News that motoring icon Jaguar Land Rover is testing a system that will pay drivers in cryptocurrency for reporting traffic congestion or potholes has been welcomed by experts in digital finance.
Boffins at the Warwickshire-based vehicle manufacturer are working on ‘smart wallet’ technology that will allow owners to earn credits by enabling their cars to automatically report road condition data to navigation providers and local authorities.
Drivers will then be able to use the cryptocurrency reward to pay for car parking, road tolls or even charging for electric vehicles, according to a Coin Rivet article for the Daily Express.
JLR has partnered with the IOTA Foundation to work on distributed ledger technologies to send and receive payments. The nature of the technology means there are no transaction fees, and car owners are able to top-up the wallet using conventional payment methods.

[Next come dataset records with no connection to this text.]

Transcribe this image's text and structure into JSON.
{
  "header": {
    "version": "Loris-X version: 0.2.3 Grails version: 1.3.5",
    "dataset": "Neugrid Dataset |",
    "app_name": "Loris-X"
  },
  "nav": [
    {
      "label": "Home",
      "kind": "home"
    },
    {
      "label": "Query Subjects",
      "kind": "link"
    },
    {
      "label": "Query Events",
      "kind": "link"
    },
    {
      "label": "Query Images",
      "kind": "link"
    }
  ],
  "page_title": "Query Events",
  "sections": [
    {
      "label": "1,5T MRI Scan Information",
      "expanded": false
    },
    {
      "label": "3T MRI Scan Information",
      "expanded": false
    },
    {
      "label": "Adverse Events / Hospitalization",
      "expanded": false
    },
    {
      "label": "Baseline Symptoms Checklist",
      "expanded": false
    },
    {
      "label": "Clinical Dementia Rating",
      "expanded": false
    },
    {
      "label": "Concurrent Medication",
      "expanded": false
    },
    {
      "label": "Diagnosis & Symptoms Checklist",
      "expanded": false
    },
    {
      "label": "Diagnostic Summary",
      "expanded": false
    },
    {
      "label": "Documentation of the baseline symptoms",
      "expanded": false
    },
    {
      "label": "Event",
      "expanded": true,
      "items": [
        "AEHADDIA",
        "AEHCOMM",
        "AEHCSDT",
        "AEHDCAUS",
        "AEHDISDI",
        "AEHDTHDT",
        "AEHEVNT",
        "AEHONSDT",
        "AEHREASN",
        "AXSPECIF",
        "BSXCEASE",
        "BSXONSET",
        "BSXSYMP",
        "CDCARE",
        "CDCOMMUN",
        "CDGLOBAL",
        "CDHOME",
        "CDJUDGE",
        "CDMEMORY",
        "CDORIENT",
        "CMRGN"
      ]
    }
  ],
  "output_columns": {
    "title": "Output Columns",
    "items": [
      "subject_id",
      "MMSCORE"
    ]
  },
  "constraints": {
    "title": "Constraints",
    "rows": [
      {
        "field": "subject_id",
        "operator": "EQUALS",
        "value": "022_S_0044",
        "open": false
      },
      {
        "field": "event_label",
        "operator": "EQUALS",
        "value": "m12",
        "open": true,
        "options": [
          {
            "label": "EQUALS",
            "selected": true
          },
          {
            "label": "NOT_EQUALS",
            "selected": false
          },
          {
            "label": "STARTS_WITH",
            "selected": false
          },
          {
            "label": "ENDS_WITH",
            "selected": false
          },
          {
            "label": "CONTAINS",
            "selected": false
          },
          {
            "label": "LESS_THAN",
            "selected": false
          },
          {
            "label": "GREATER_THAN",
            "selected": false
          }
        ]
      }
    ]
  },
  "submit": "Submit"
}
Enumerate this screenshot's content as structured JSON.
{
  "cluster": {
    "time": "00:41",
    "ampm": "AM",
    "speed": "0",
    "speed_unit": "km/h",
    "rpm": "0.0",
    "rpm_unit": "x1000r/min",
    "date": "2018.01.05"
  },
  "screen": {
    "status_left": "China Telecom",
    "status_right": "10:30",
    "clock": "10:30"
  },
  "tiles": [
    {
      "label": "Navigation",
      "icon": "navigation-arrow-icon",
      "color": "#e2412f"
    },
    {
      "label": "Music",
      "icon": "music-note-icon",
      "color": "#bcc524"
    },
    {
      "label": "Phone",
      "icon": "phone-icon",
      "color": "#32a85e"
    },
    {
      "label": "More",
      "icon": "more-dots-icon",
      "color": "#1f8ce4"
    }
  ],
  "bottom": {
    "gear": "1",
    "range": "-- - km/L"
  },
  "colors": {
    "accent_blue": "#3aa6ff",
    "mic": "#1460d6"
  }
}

Software for the smart wallet is currently being trialled at JLR’s new engineering centre in Ireland where teams have already equipped several vehicles – including the Jaguar F-PACE and Range Rover Velar – with the advanced tech under the company’s software architect Russell Vickers.

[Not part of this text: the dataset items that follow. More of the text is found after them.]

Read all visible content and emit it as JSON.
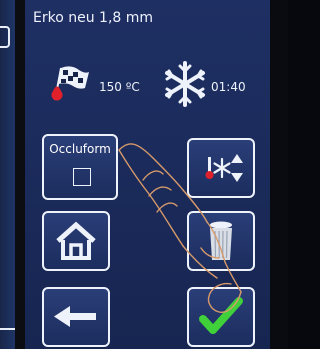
{
  "header": {
    "title": "Erko neu 1,8 mm"
  },
  "status": {
    "heating_icon": "checkered-flag-heat-icon",
    "temperature": "150 ºC",
    "cooling_icon": "snowflake-icon",
    "cooling_time": "01:40"
  },
  "buttons": {
    "occluform_label": "Occluform",
    "occluform_checked": false,
    "temp_icon": "temperature-snowflake-updown-icon",
    "home_icon": "home-icon",
    "trash_icon": "trash-can-icon",
    "back_icon": "arrow-left-icon",
    "confirm_icon": "checkmark-icon"
  },
  "colors": {
    "screen_bg": "#1b2b5b",
    "text": "#eef2fb",
    "confirm_green": "#3fd03a",
    "heat_red": "#e0202a"
  }
}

“The connected car technologies we are developing will be transformative and truly turn your Jaguar or Land Rover into a third space, in addition to your home or office,” he said.

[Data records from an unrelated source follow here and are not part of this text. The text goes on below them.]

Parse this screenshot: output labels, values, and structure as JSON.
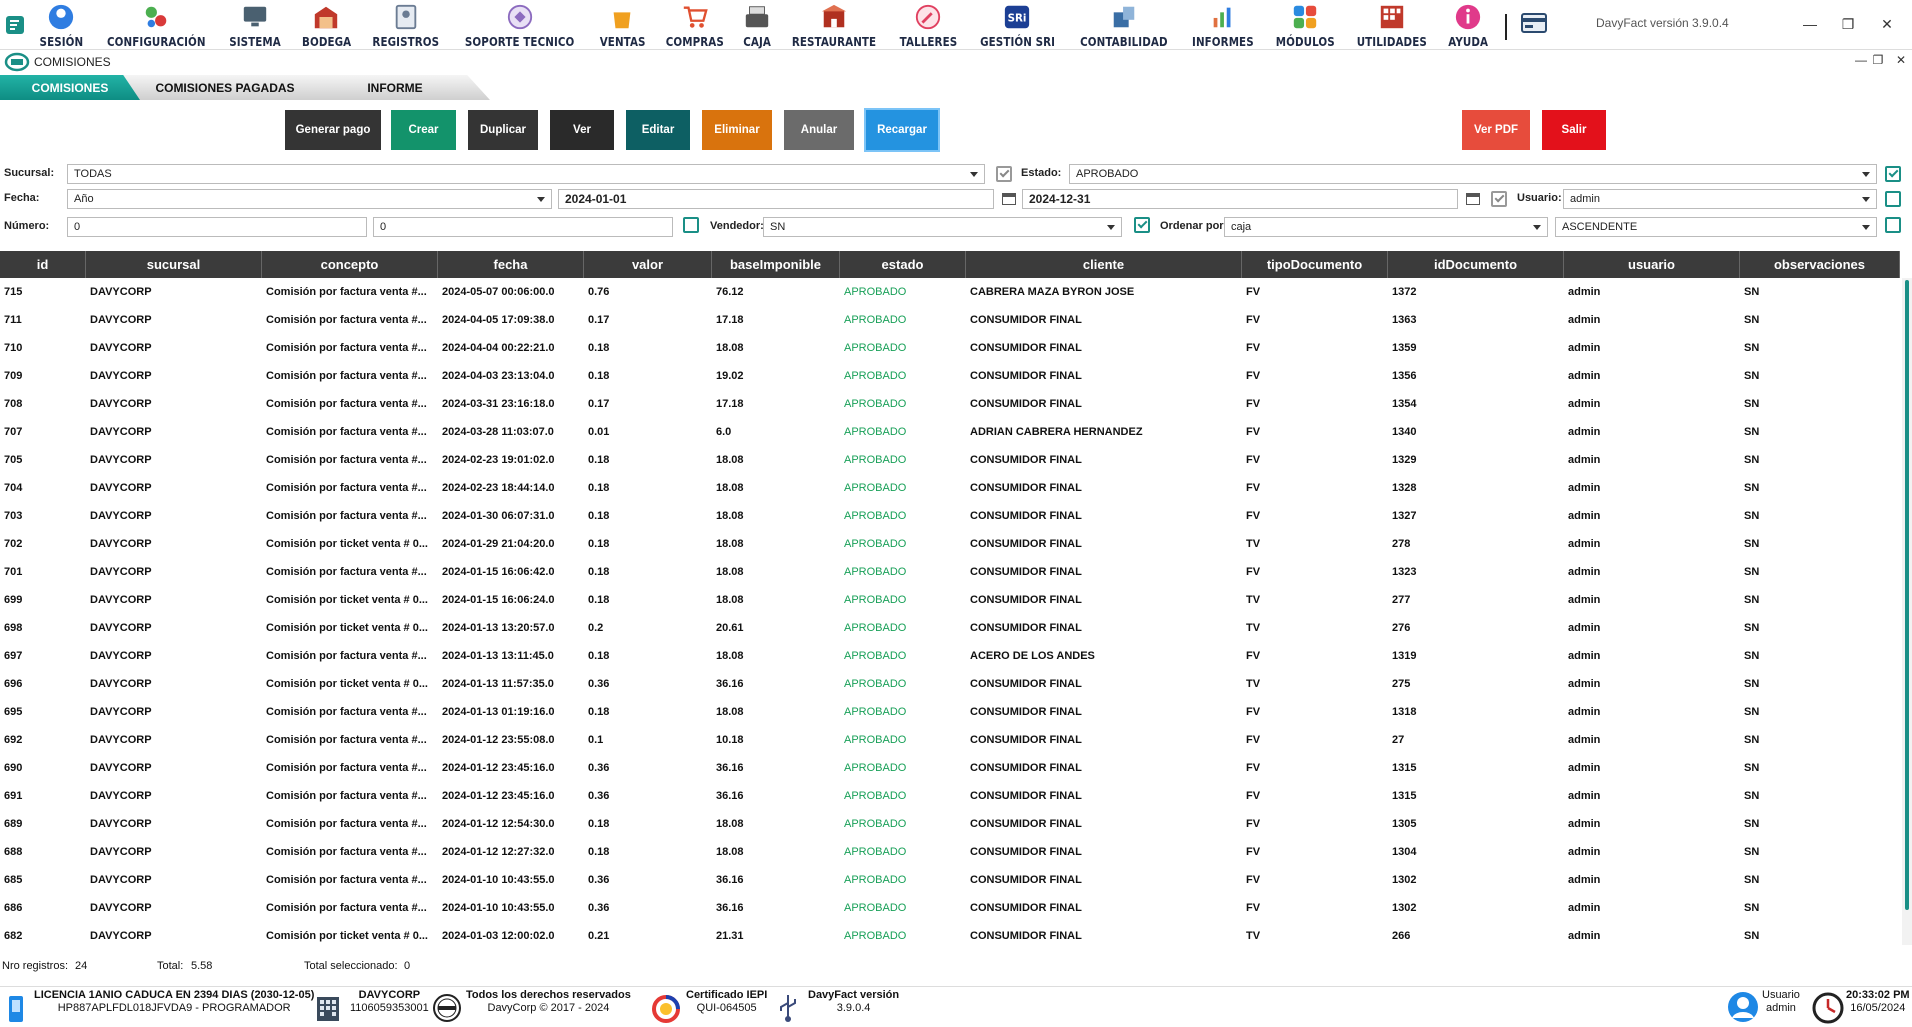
{
  "app": {
    "version_text": "DavyFact versión 3.9.0.4"
  },
  "menu": [
    {
      "label": "SESIÓN",
      "icon": "user-icon",
      "color": "#2f7de1"
    },
    {
      "label": "CONFIGURACIÓN",
      "icon": "gears-icon",
      "color": "#d93a3a"
    },
    {
      "label": "SISTEMA",
      "icon": "monitor-icon",
      "color": "#4a6070"
    },
    {
      "label": "BODEGA",
      "icon": "warehouse-icon",
      "color": "#c0392b"
    },
    {
      "label": "REGISTROS",
      "icon": "id-card-icon",
      "color": "#6b7c93"
    },
    {
      "label": "SOPORTE TECNICO",
      "icon": "support-icon",
      "color": "#8c6bbf"
    },
    {
      "label": "VENTAS",
      "icon": "shopping-bag-icon",
      "color": "#f0a020"
    },
    {
      "label": "COMPRAS",
      "icon": "cart-icon",
      "color": "#e05030"
    },
    {
      "label": "CAJA",
      "icon": "cash-register-icon",
      "color": "#555555"
    },
    {
      "label": "RESTAURANTE",
      "icon": "restaurant-icon",
      "color": "#b03020"
    },
    {
      "label": "TALLERES",
      "icon": "wrench-icon",
      "color": "#e04060"
    },
    {
      "label": "GESTIÓN SRI",
      "icon": "sri-icon",
      "color": "#1c3f94"
    },
    {
      "label": "CONTABILIDAD",
      "icon": "accounting-icon",
      "color": "#3a6ea5"
    },
    {
      "label": "INFORMES",
      "icon": "bar-chart-icon",
      "color": "#e07040"
    },
    {
      "label": "MÓDULOS",
      "icon": "modules-icon",
      "color": "#2a8be0"
    },
    {
      "label": "UTILIDADES",
      "icon": "utilities-icon",
      "color": "#c0392b"
    },
    {
      "label": "AYUDA",
      "icon": "help-icon",
      "color": "#e03a8a"
    }
  ],
  "window": {
    "title": "COMISIONES"
  },
  "tabs": [
    {
      "label": "COMISIONES",
      "active": true
    },
    {
      "label": "COMISIONES PAGADAS",
      "active": false
    },
    {
      "label": "INFORME",
      "active": false
    }
  ],
  "buttons": {
    "generar_pago": "Generar pago",
    "crear": "Crear",
    "duplicar": "Duplicar",
    "ver": "Ver",
    "editar": "Editar",
    "eliminar": "Eliminar",
    "anular": "Anular",
    "recargar": "Recargar",
    "ver_pdf": "Ver PDF",
    "salir": "Salir"
  },
  "filters": {
    "sucursal_label": "Sucursal:",
    "sucursal_value": "TODAS",
    "estado_label": "Estado:",
    "estado_value": "APROBADO",
    "fecha_label": "Fecha:",
    "fecha_value": "Año",
    "fecha_desde": "2024-01-01",
    "fecha_hasta": "2024-12-31",
    "usuario_label": "Usuario:",
    "usuario_value": "admin",
    "numero_label": "Número:",
    "numero_desde": "0",
    "numero_hasta": "0",
    "vendedor_label": "Vendedor:",
    "vendedor_value": "SN",
    "ordenar_label": "Ordenar por:",
    "ordenar_value": "caja",
    "orden_value": "ASCENDENTE"
  },
  "table": {
    "columns": [
      "id",
      "sucursal",
      "concepto",
      "fecha",
      "valor",
      "baseImponible",
      "estado",
      "cliente",
      "tipoDocumento",
      "idDocumento",
      "usuario",
      "observaciones"
    ],
    "rows": [
      [
        "715",
        "DAVYCORP",
        "Comisión por factura venta #...",
        "2024-05-07 00:06:00.0",
        "0.76",
        "76.12",
        "APROBADO",
        "CABRERA MAZA BYRON JOSE",
        "FV",
        "1372",
        "admin",
        "SN"
      ],
      [
        "711",
        "DAVYCORP",
        "Comisión por factura venta #...",
        "2024-04-05 17:09:38.0",
        "0.17",
        "17.18",
        "APROBADO",
        "CONSUMIDOR FINAL",
        "FV",
        "1363",
        "admin",
        "SN"
      ],
      [
        "710",
        "DAVYCORP",
        "Comisión por factura venta #...",
        "2024-04-04 00:22:21.0",
        "0.18",
        "18.08",
        "APROBADO",
        "CONSUMIDOR FINAL",
        "FV",
        "1359",
        "admin",
        "SN"
      ],
      [
        "709",
        "DAVYCORP",
        "Comisión por factura venta #...",
        "2024-04-03 23:13:04.0",
        "0.18",
        "19.02",
        "APROBADO",
        "CONSUMIDOR FINAL",
        "FV",
        "1356",
        "admin",
        "SN"
      ],
      [
        "708",
        "DAVYCORP",
        "Comisión por factura venta #...",
        "2024-03-31 23:16:18.0",
        "0.17",
        "17.18",
        "APROBADO",
        "CONSUMIDOR FINAL",
        "FV",
        "1354",
        "admin",
        "SN"
      ],
      [
        "707",
        "DAVYCORP",
        "Comisión por factura venta #...",
        "2024-03-28 11:03:07.0",
        "0.01",
        "6.0",
        "APROBADO",
        "ADRIAN CABRERA HERNANDEZ",
        "FV",
        "1340",
        "admin",
        "SN"
      ],
      [
        "705",
        "DAVYCORP",
        "Comisión por factura venta #...",
        "2024-02-23 19:01:02.0",
        "0.18",
        "18.08",
        "APROBADO",
        "CONSUMIDOR FINAL",
        "FV",
        "1329",
        "admin",
        "SN"
      ],
      [
        "704",
        "DAVYCORP",
        "Comisión por factura venta #...",
        "2024-02-23 18:44:14.0",
        "0.18",
        "18.08",
        "APROBADO",
        "CONSUMIDOR FINAL",
        "FV",
        "1328",
        "admin",
        "SN"
      ],
      [
        "703",
        "DAVYCORP",
        "Comisión por factura venta #...",
        "2024-01-30 06:07:31.0",
        "0.18",
        "18.08",
        "APROBADO",
        "CONSUMIDOR FINAL",
        "FV",
        "1327",
        "admin",
        "SN"
      ],
      [
        "702",
        "DAVYCORP",
        "Comisión por ticket venta # 0...",
        "2024-01-29 21:04:20.0",
        "0.18",
        "18.08",
        "APROBADO",
        "CONSUMIDOR FINAL",
        "TV",
        "278",
        "admin",
        "SN"
      ],
      [
        "701",
        "DAVYCORP",
        "Comisión por factura venta #...",
        "2024-01-15 16:06:42.0",
        "0.18",
        "18.08",
        "APROBADO",
        "CONSUMIDOR FINAL",
        "FV",
        "1323",
        "admin",
        "SN"
      ],
      [
        "699",
        "DAVYCORP",
        "Comisión por ticket venta # 0...",
        "2024-01-15 16:06:24.0",
        "0.18",
        "18.08",
        "APROBADO",
        "CONSUMIDOR FINAL",
        "TV",
        "277",
        "admin",
        "SN"
      ],
      [
        "698",
        "DAVYCORP",
        "Comisión por ticket venta # 0...",
        "2024-01-13 13:20:57.0",
        "0.2",
        "20.61",
        "APROBADO",
        "CONSUMIDOR FINAL",
        "TV",
        "276",
        "admin",
        "SN"
      ],
      [
        "697",
        "DAVYCORP",
        "Comisión por factura venta #...",
        "2024-01-13 13:11:45.0",
        "0.18",
        "18.08",
        "APROBADO",
        "ACERO DE LOS ANDES",
        "FV",
        "1319",
        "admin",
        "SN"
      ],
      [
        "696",
        "DAVYCORP",
        "Comisión por ticket venta # 0...",
        "2024-01-13 11:57:35.0",
        "0.36",
        "36.16",
        "APROBADO",
        "CONSUMIDOR FINAL",
        "TV",
        "275",
        "admin",
        "SN"
      ],
      [
        "695",
        "DAVYCORP",
        "Comisión por factura venta #...",
        "2024-01-13 01:19:16.0",
        "0.18",
        "18.08",
        "APROBADO",
        "CONSUMIDOR FINAL",
        "FV",
        "1318",
        "admin",
        "SN"
      ],
      [
        "692",
        "DAVYCORP",
        "Comisión por factura venta #...",
        "2024-01-12 23:55:08.0",
        "0.1",
        "10.18",
        "APROBADO",
        "CONSUMIDOR FINAL",
        "FV",
        "27",
        "admin",
        "SN"
      ],
      [
        "690",
        "DAVYCORP",
        "Comisión por factura venta #...",
        "2024-01-12 23:45:16.0",
        "0.36",
        "36.16",
        "APROBADO",
        "CONSUMIDOR FINAL",
        "FV",
        "1315",
        "admin",
        "SN"
      ],
      [
        "691",
        "DAVYCORP",
        "Comisión por factura venta #...",
        "2024-01-12 23:45:16.0",
        "0.36",
        "36.16",
        "APROBADO",
        "CONSUMIDOR FINAL",
        "FV",
        "1315",
        "admin",
        "SN"
      ],
      [
        "689",
        "DAVYCORP",
        "Comisión por factura venta #...",
        "2024-01-12 12:54:30.0",
        "0.18",
        "18.08",
        "APROBADO",
        "CONSUMIDOR FINAL",
        "FV",
        "1305",
        "admin",
        "SN"
      ],
      [
        "688",
        "DAVYCORP",
        "Comisión por factura venta #...",
        "2024-01-12 12:27:32.0",
        "0.18",
        "18.08",
        "APROBADO",
        "CONSUMIDOR FINAL",
        "FV",
        "1304",
        "admin",
        "SN"
      ],
      [
        "685",
        "DAVYCORP",
        "Comisión por factura venta #...",
        "2024-01-10 10:43:55.0",
        "0.36",
        "36.16",
        "APROBADO",
        "CONSUMIDOR FINAL",
        "FV",
        "1302",
        "admin",
        "SN"
      ],
      [
        "686",
        "DAVYCORP",
        "Comisión por factura venta #...",
        "2024-01-10 10:43:55.0",
        "0.36",
        "36.16",
        "APROBADO",
        "CONSUMIDOR FINAL",
        "FV",
        "1302",
        "admin",
        "SN"
      ],
      [
        "682",
        "DAVYCORP",
        "Comisión por ticket venta # 0...",
        "2024-01-03 12:00:02.0",
        "0.21",
        "21.31",
        "APROBADO",
        "CONSUMIDOR FINAL",
        "TV",
        "266",
        "admin",
        "SN"
      ]
    ]
  },
  "totals": {
    "nro_label": "Nro registros:",
    "nro_value": "24",
    "total_label": "Total:",
    "total_value": "5.58",
    "sel_label": "Total seleccionado:",
    "sel_value": "0"
  },
  "status": {
    "license_line1": "LICENCIA 1ANIO CADUCA EN 2394 DIAS (2030-12-05)",
    "license_line2": "HP887APLFDL018JFVDA9 - PROGRAMADOR",
    "company_name": "DAVYCORP",
    "company_ruc": "1106059353001",
    "rights_line1": "Todos los derechos reservados",
    "rights_line2": "DavyCorp © 2017 - 2024",
    "cert_line1": "Certificado IEPI",
    "cert_line2": "QUI-064505",
    "app_line1": "DavyFact versión",
    "app_line2": "3.9.0.4",
    "user_line1": "Usuario",
    "user_line2": "admin",
    "time": "20:33:02 PM",
    "date": "16/05/2024"
  }
}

“In the future an autonomous car could drive itself to a charging station, recharge and pay, while its owner could choose to participate in the sharing economy – earning rewards from sharing useful data such as warning other cars of traffic jams.”
The move has been welcomed by experts who believe IOTA’s ‘tanglechain’ is a unique improvement on the current blockchain technology which underpins cryptocurrencies like Bitcoin.
One of the UK’s leading cryptocurrency academics – Gavin Brown, Senior Lecturer in Financial Economics at the Future Economies Research Centre within Manchester Metropolitan University – said JLR’s implementation of the scheme means “everybody wins”.
“Blockchains are typically linear and therefore despite off-chain solutions such as the Lightning Network designed to improve their capacity, speed and cost they largely remain relatively slow and inefficient,” he explained.
“In contrast, IOTA’s tanglechain is scalable meaning that it becomes more efficient and therefore quicker – and cheaper – the more people who use it, which is a clear advantage in the world of cryptocurrency adoption.”
He added that more corporations like JLR will be no doubt be considering similar schemes as the UK moves towards an ‘Internet of Things’ (IoT) networked economy where many internet-enabled devices can talk to each other and transact continuously in real-time.
He said: “Such a system allows cars for example to communicate pot hole defects and traffic jams etc to a central council in return for a cryptocurrency reward which can then be used by the car to purchase toll entry or road tax, etc. Everybody wins.
“Such a networked economy would eliminate friction, and what we in the field of economics call externalities, to ensure that good behaviour is incentivised whereas undesirable activities are penalised, automatically, and in real time.
“This technology has applications far beyond the automobile industry – the smart home as well as your employment and payment of taxes to name just two.”
“Fundamentally, the tanglechain has viable application for the movement and storage of currency and data making it pervasive and a ‘supertrend’ that is likely to affect us all within a generation.”